Her long shadow fell to the water's edge. Her face had a tragic
and fierce aspect of wild sorrow and of dumb pain mingled
with the fear of some struggling, half-shaped resolve.
She stood looking at us without a stir and like the wilderness
itself, with an air of brooding over an inscrutable purpose.
A whole minute passed, and then she made a step forward.
There was a low jingle, a glint of yellow metal, a sway of
fringed draperies, and she stopped as if her heart had failed her.

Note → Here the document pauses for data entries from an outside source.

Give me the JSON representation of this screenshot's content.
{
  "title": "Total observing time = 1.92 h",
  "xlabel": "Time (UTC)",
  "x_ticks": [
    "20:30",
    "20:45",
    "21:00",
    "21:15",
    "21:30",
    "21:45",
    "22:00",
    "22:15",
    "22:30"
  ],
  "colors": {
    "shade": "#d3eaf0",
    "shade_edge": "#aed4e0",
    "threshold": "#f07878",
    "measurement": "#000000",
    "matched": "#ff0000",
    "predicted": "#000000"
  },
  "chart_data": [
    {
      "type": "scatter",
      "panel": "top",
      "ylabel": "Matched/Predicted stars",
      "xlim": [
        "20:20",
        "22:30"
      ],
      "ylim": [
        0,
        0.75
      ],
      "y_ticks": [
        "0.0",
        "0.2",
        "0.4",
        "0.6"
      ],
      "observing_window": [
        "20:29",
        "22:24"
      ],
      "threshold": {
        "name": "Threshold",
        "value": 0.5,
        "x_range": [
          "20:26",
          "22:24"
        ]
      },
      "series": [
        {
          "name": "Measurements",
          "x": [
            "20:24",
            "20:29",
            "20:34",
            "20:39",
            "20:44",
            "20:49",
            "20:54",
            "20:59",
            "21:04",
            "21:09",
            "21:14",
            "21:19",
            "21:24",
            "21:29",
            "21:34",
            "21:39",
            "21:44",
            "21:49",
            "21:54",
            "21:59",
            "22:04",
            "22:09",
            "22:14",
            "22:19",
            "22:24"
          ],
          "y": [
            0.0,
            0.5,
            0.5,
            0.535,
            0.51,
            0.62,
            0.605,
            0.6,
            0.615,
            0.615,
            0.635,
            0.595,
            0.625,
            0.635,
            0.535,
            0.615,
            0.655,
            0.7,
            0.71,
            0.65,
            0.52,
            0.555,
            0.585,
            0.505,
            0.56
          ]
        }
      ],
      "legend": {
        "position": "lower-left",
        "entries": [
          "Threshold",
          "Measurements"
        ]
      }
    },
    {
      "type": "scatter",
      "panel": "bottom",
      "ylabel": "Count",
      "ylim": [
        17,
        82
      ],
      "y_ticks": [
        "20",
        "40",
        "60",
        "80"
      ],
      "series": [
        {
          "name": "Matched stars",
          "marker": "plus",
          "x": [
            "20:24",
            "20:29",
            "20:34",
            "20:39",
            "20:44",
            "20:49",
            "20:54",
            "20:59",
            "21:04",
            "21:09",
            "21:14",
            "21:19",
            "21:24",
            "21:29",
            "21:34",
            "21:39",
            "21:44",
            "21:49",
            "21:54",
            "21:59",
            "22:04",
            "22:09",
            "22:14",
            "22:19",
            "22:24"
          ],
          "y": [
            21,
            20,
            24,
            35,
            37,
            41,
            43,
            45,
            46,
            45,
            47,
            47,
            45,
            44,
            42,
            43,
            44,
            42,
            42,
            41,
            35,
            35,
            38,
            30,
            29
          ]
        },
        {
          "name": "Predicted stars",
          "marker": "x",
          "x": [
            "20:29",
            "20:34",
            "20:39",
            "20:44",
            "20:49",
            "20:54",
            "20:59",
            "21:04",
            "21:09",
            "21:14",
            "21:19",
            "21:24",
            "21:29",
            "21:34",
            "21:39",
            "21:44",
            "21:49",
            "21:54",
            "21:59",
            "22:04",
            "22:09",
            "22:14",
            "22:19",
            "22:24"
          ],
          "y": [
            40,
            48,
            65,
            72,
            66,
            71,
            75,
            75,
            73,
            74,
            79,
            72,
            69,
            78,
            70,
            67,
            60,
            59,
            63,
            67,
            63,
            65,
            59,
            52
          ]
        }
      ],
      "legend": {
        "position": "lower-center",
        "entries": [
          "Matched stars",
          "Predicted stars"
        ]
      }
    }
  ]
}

The young fellow by my side growled. The pilgrims murmured
at my back. She looked at us all as if her life had depended
upon the unswerving steadiness of her glance. Suddenly she
opened her bared arms and threw them up rigid above her head,
as though in an uncontrollable desire to touch the sky, and at
the same time the swift shadows darted out on the earth, swept around
on the river, gathering the steamer into a shadowy embrace.
A formidable silence hung over the scene.